A deep tech solution becomes market ready when you've validated customer willingness to pay, established regulatory approval pathways, and proven scalable manufacturing capabilities. Successful go to market requires focusing on commercial metrics over purely technical achievements.
Why do many investors prefer deep tech startups despite longer timelines?
Many investors favor deep tech startups over traditional startups because of higher barriers to entry, stronger IP protection, and larger addressable markets. Deep tech companies often create defensible moats that traditional software startups cannot replicate easily.
What customer feedback methods work best for deep tech companies?
Deep tech market entry requires specialized customer feedback approaches: technical advisory boards, pilot partnerships, and co-development agreements. Unlike traditional surveys, deep tech companies need hands-on validation through extended trial periods and joint problem-solving.
How should deep tech GTM strategy differ from traditional software approaches?
Deep tech GTM strategy requires longer education cycles, technical validation, and relationship-based selling versus traditional startups' volume-based approaches. Deep tech companies must invest more in content, demos, and go to market partnerships to build market understanding.
What talent mix is essential for successful deep tech go to market?

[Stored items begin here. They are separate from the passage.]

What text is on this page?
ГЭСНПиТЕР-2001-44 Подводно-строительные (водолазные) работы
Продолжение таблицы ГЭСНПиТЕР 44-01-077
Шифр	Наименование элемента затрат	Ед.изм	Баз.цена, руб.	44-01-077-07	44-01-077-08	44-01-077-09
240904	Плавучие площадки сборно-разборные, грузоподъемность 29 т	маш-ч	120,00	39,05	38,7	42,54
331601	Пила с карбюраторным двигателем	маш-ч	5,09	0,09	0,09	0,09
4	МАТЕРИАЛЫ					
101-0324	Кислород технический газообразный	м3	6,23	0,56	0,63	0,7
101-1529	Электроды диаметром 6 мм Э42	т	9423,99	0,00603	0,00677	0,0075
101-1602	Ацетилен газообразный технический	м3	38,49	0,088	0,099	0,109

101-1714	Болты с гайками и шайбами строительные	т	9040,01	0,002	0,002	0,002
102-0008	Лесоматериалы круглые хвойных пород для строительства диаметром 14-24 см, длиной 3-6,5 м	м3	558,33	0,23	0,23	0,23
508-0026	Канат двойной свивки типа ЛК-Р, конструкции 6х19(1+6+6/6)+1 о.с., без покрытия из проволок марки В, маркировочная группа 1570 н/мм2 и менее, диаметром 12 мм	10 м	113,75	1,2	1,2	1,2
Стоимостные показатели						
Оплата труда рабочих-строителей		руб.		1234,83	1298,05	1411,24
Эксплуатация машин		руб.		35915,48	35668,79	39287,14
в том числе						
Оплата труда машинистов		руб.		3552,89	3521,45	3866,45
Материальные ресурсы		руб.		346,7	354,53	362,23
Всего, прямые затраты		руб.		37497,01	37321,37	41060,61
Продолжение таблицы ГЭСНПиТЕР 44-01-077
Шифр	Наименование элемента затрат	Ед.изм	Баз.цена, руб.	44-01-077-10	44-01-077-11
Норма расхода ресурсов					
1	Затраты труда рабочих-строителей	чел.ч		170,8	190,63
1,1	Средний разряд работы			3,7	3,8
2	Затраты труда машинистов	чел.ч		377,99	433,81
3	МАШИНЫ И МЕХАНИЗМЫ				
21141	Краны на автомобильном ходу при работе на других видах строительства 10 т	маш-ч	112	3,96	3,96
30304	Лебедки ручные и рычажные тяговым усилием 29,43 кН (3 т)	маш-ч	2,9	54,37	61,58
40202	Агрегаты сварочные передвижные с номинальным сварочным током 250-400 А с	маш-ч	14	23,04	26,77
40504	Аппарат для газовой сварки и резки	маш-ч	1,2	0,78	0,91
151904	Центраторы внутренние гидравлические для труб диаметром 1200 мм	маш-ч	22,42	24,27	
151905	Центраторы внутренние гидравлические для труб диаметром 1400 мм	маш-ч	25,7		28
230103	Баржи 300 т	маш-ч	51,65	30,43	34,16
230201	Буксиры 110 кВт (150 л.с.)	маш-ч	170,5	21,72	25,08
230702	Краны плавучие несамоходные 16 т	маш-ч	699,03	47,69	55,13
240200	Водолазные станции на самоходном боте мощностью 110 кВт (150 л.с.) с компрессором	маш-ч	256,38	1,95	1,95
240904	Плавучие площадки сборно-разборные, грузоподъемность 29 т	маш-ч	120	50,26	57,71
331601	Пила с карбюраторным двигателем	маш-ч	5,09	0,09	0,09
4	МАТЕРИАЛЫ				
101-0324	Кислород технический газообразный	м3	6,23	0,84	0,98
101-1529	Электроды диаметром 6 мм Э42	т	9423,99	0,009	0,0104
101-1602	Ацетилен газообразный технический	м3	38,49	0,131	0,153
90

Market ready deep tech startups need hybrid teams combining PhD-level technical expertise with commercial experience. Essential GTM strategy roles include technical sales engineers, regulatory specialists, and customer success managers who understand both science and business.
How should deep tech startups approach international market expansion?
Deep tech market entry internationally requires navigating export controls, local partnerships, and regulatory variations. Many investors expect global expansion plans, but deep tech companies should establish domestic success first before tackling international complexity and compliance.